Seduction has a gain of 100 which is 40dB, if you have the C4S boards. That means a nominal output of 0.40 volts if your cartridge is 4mV nominal. The instantaneous peak is about 2v for well-recorded vinyl (14dB peak to nominal).
Let's assume that in normal operation you are using the Quickie turned down 12dB from the maximum, so there is some room for quiet recordings, or parties, or digging into a quiet passage. That gives a net gain of unity, so the Quickie output is also 0.4v nominal. Do, you need a 1:10 voltage attenuator, or 20dB, at the power amp.
The first choice is to put the attenuator inside the power amp. It has a 20K input impedance, so a 180K resistor to replace the wire that attaches to the RCA jack will do the job. Very simple, unless the RCA jack is soldered directly to a PC board - then it might get a bit tricky.
If you want to leave the Yamaha unmodified, a reasonable second choice is to put the attenuator in the Quickie. This requires that you keep the resistances lower, but a voltage divider of 18K + 2K will do the job and have an output impedance of less than 2K, which is half the impedance of a quickie with PJCCS. You could easily go twice that impedance.

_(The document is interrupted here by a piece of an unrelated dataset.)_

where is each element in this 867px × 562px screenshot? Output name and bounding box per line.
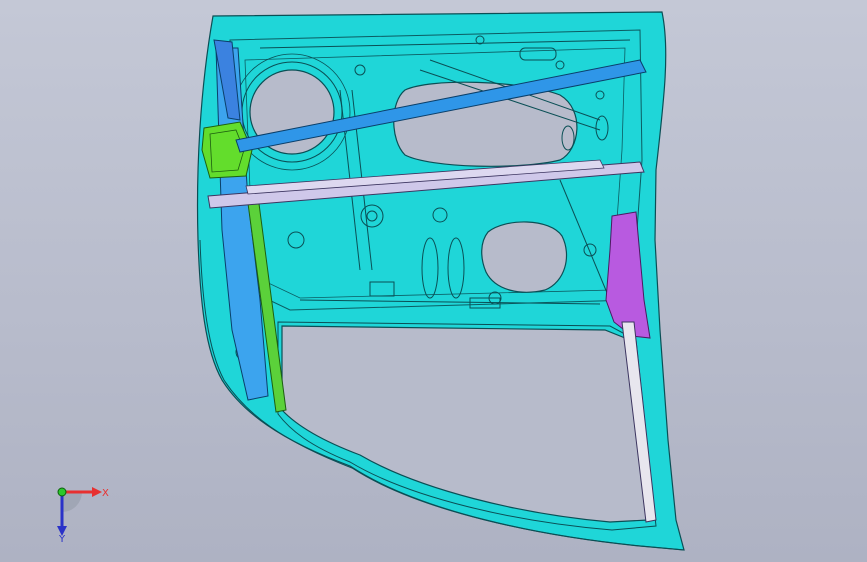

What I would do, myself, would be to get a pair of potentiometers, 20K to 50K, and install them inside the Quickie. You can probably glue them to the chassis next to the output jacks. That way you can adjust the gain in each channel, allowing for tube gain differences, and experiment to find the attenuation that works best in your system. The PEC pots are relatively inexpensive and quite nice sounding. You can use a smaller value, say 5K, with a series resistor so it adds up to at least 20K - that way the adjustment is less tricky and you can easily use linear pots.